Em todos os debates, porém, um assunto de
importância central em toda a problemática ficou de fora das argumentações: o
desperdício, especialmente de alimentos. Embora os maiores desaproveitamentos dessa
natureza ocorrem exatamente nos países mais ricos, chegando a 40% dos seus
produtos alimentícios, o Brasil também faz parte desse universo. Em resumo, os
desperdícios brasileiros, segundo a FAO, incluem 30% de pescado, 20% dos lácteos,
45% de frutas, hortaliças, tubérculos e raízes, 20% dos legumes, e 20% da carne
bovina.
Para ilustrar a gravidade do problemas, cabe pormenorizar
este último aspecto. Da produção brasileira de carne de gado de cerca de 9.250
mil toneladas/ano, o consumo interno é de aproximadamente 7.600 mil toneladas. O
mencionado desperdício de 20% resulta na astronômica quantidade de 1.520 mil
toneladas – um milhão e meio de toneladas – ou seja, um volume que corresponde
a mais de 90% das exportações desse produto, que somam 1.640 mil toneladas.

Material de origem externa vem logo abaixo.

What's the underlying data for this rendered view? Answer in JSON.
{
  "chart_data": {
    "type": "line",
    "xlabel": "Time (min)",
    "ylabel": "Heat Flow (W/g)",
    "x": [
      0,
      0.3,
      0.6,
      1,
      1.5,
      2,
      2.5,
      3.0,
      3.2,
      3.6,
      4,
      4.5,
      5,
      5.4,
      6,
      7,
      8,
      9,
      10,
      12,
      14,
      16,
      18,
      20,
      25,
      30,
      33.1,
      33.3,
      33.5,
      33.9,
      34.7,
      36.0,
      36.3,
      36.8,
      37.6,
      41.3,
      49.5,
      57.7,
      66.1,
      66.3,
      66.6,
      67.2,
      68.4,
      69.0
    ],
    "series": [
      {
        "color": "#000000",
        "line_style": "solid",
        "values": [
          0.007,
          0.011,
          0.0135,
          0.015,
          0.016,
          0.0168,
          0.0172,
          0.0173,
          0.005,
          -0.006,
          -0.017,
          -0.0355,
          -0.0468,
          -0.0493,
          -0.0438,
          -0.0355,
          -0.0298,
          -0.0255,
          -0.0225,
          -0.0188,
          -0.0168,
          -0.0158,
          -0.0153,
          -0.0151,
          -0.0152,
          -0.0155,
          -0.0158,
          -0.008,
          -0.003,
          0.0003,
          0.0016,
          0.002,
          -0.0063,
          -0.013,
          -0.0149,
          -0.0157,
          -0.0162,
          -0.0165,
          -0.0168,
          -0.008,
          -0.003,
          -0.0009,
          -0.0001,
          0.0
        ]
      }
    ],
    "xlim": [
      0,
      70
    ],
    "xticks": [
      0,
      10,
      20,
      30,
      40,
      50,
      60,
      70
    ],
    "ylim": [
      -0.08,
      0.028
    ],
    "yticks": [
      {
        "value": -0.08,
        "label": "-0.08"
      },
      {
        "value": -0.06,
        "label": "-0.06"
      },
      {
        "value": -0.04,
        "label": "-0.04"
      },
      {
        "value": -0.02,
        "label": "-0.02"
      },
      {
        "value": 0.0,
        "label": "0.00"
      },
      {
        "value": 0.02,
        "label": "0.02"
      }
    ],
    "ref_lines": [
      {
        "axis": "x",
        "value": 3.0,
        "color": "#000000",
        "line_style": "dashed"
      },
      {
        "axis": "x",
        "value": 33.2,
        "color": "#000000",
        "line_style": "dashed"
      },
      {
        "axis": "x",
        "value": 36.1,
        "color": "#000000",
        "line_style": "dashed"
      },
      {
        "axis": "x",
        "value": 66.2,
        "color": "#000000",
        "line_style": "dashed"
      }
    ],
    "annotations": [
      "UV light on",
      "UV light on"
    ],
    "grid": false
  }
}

E um desperdício monstruoso. A monstruosidade
é maior: são cerca de 380 mil bois, novilhos etc. (sim, 380.000 cabeças de gado
por ano) criados, mortos e beneficiados no Brasil que acabam em algum ponto
entre o frigorífico e o prato do consumidor – na lata de lixo! Ao lado de 45
milhões de frangos e 4 milhões e porcos em todo o mundo. Desperdício não é
apenas um problema econômico – é uma profunda questão ética.

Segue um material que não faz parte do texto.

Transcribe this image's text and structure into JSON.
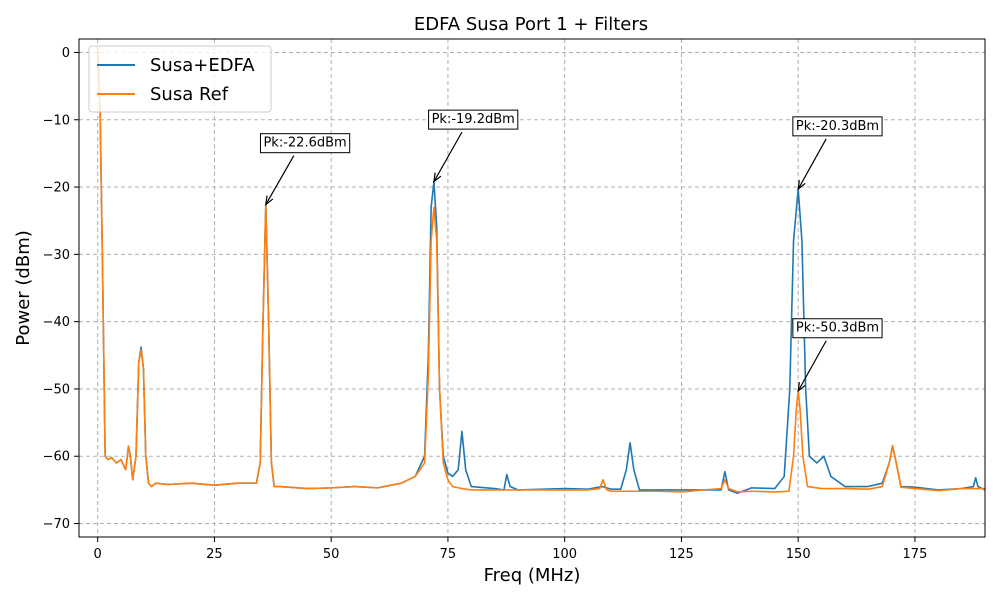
{
  "chart_data": {
    "type": "line",
    "title": "EDFA Susa Port 1 + Filters",
    "xlabel": "Freq (MHz)",
    "ylabel": "Power (dBm)",
    "xlim": [
      -4,
      190
    ],
    "ylim": [
      -72,
      2
    ],
    "xticks": [
      0,
      25,
      50,
      75,
      100,
      125,
      150,
      175
    ],
    "yticks": [
      0,
      -10,
      -20,
      -30,
      -40,
      -50,
      -60,
      -70
    ],
    "xtick_labels": [
      "0",
      "25",
      "50",
      "75",
      "100",
      "125",
      "150",
      "175"
    ],
    "ytick_labels": [
      "0",
      "−10",
      "−20",
      "−30",
      "−40",
      "−50",
      "−60",
      "−70"
    ],
    "grid": true,
    "legend_position": "top-left",
    "series": [
      {
        "name": "Susa+EDFA",
        "color": "#1f77b4",
        "x": [
          0,
          0.5,
          1,
          1.6,
          2.2,
          3,
          4,
          5,
          6,
          6.6,
          7,
          7.5,
          8.2,
          8.8,
          9.3,
          9.8,
          10.3,
          10.9,
          11.5,
          12.5,
          15,
          20,
          25,
          30,
          34,
          34.8,
          35.4,
          36,
          36.6,
          37.2,
          37.8,
          39,
          45,
          50,
          55,
          60,
          65,
          68,
          70,
          70.8,
          71.4,
          72,
          72.6,
          73.2,
          74,
          75,
          76,
          77.2,
          78,
          78.8,
          80,
          85,
          87,
          87.6,
          88.3,
          90,
          100,
          105,
          108,
          110,
          112,
          113.2,
          114,
          114.8,
          116,
          120,
          125,
          130,
          133.5,
          134.3,
          135.1,
          137,
          140,
          145,
          147,
          148.2,
          149,
          150,
          150.8,
          151.6,
          152.4,
          154,
          155.5,
          157,
          160,
          165,
          168,
          169.5,
          170.2,
          171,
          172,
          175,
          180,
          185,
          187.5,
          188,
          188.5,
          190
        ],
        "y": [
          0.5,
          -8,
          -30,
          -60,
          -60.5,
          -60.2,
          -61,
          -60.5,
          -62,
          -58.5,
          -60,
          -63.5,
          -60,
          -46,
          -43.8,
          -47,
          -60,
          -64,
          -64.5,
          -64,
          -64.2,
          -64,
          -64.3,
          -64,
          -64,
          -61,
          -40,
          -22.6,
          -40,
          -61,
          -64.5,
          -64.5,
          -64.8,
          -64.7,
          -64.5,
          -64.7,
          -64,
          -63,
          -60,
          -45,
          -23,
          -19.2,
          -26,
          -50,
          -60,
          -62.5,
          -63,
          -62,
          -56.3,
          -62,
          -64.5,
          -64.8,
          -65,
          -62.7,
          -64.5,
          -65,
          -64.8,
          -64.9,
          -64.5,
          -64.9,
          -64.9,
          -62,
          -58,
          -62,
          -65,
          -65,
          -65,
          -65,
          -65,
          -62.3,
          -65,
          -65.5,
          -64.7,
          -64.8,
          -63,
          -50,
          -28,
          -20.3,
          -28,
          -50,
          -60,
          -61,
          -60,
          -63,
          -64.5,
          -64.5,
          -64,
          -61,
          -58.5,
          -61,
          -64.5,
          -64.6,
          -65,
          -64.8,
          -64.5,
          -63.2,
          -64.5,
          -65
        ]
      },
      {
        "name": "Susa Ref",
        "color": "#ff7f0e",
        "x": [
          0,
          0.5,
          1,
          1.6,
          2.2,
          3,
          4,
          5,
          6,
          6.6,
          7,
          7.5,
          8.2,
          8.8,
          9.3,
          9.8,
          10.3,
          10.9,
          11.5,
          12.5,
          15,
          20,
          25,
          30,
          34,
          34.8,
          35.4,
          36,
          36.6,
          37.2,
          37.8,
          39,
          45,
          50,
          55,
          60,
          65,
          68,
          70,
          70.8,
          71.4,
          72,
          72.6,
          73.2,
          74,
          75,
          76,
          78,
          80,
          85,
          90,
          100,
          105,
          107.5,
          108.2,
          109,
          110,
          120,
          125,
          130,
          133.5,
          134.3,
          135.1,
          137,
          140,
          145,
          148,
          149,
          149.6,
          150,
          150.4,
          151,
          152,
          155,
          160,
          165,
          168,
          169.5,
          170.2,
          171,
          172,
          175,
          180,
          185,
          190
        ],
        "y": [
          0.8,
          -8,
          -30,
          -60,
          -60.5,
          -60.2,
          -61,
          -60.5,
          -62,
          -58.5,
          -60,
          -63.5,
          -60,
          -46,
          -44.2,
          -47,
          -60,
          -64,
          -64.5,
          -64,
          -64.2,
          -64,
          -64.3,
          -64,
          -64,
          -61,
          -40,
          -22.6,
          -40,
          -61,
          -64.5,
          -64.5,
          -64.8,
          -64.7,
          -64.5,
          -64.7,
          -64,
          -63,
          -61,
          -48,
          -28,
          -23,
          -28,
          -50,
          -61,
          -63.5,
          -64.5,
          -64.8,
          -65,
          -65,
          -65,
          -65,
          -65,
          -64.8,
          -63.5,
          -65,
          -65.2,
          -65.2,
          -65.3,
          -65,
          -64.8,
          -63.5,
          -64.8,
          -65.3,
          -65.2,
          -65.3,
          -65.2,
          -60,
          -53,
          -50.3,
          -53,
          -60,
          -64.5,
          -64.8,
          -64.8,
          -64.9,
          -64.5,
          -61,
          -58.4,
          -61,
          -64.6,
          -64.8,
          -65.1,
          -64.8,
          -64.8
        ]
      }
    ],
    "annotations": [
      {
        "label": "Pk:-22.6dBm",
        "x": 36,
        "y": -22.6,
        "text_x": 35.5,
        "text_y": -14
      },
      {
        "label": "Pk:-19.2dBm",
        "x": 72,
        "y": -19.2,
        "text_x": 71.5,
        "text_y": -10.5
      },
      {
        "label": "Pk:-20.3dBm",
        "x": 150,
        "y": -20.3,
        "text_x": 149.5,
        "text_y": -11.5
      },
      {
        "label": "Pk:-50.3dBm",
        "x": 150,
        "y": -50.3,
        "text_x": 149.5,
        "text_y": -41.5
      }
    ]
  }
}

Discutir a quem cabem as soluções parece
inócuo. Para o produtor, a não ser por razões morais, não interessa uma redução
de demanda e o comerciante e o dono do restaurante compensam suas perdas no
preço. A resposta real e verdadeira pode vir somente do cidadão consciente e
probo, seja ele consumidor, comerciante ou produtor, e que enxerga na redução
de desperdício um padrão de vida. Não temos um segundo planeta para explorar.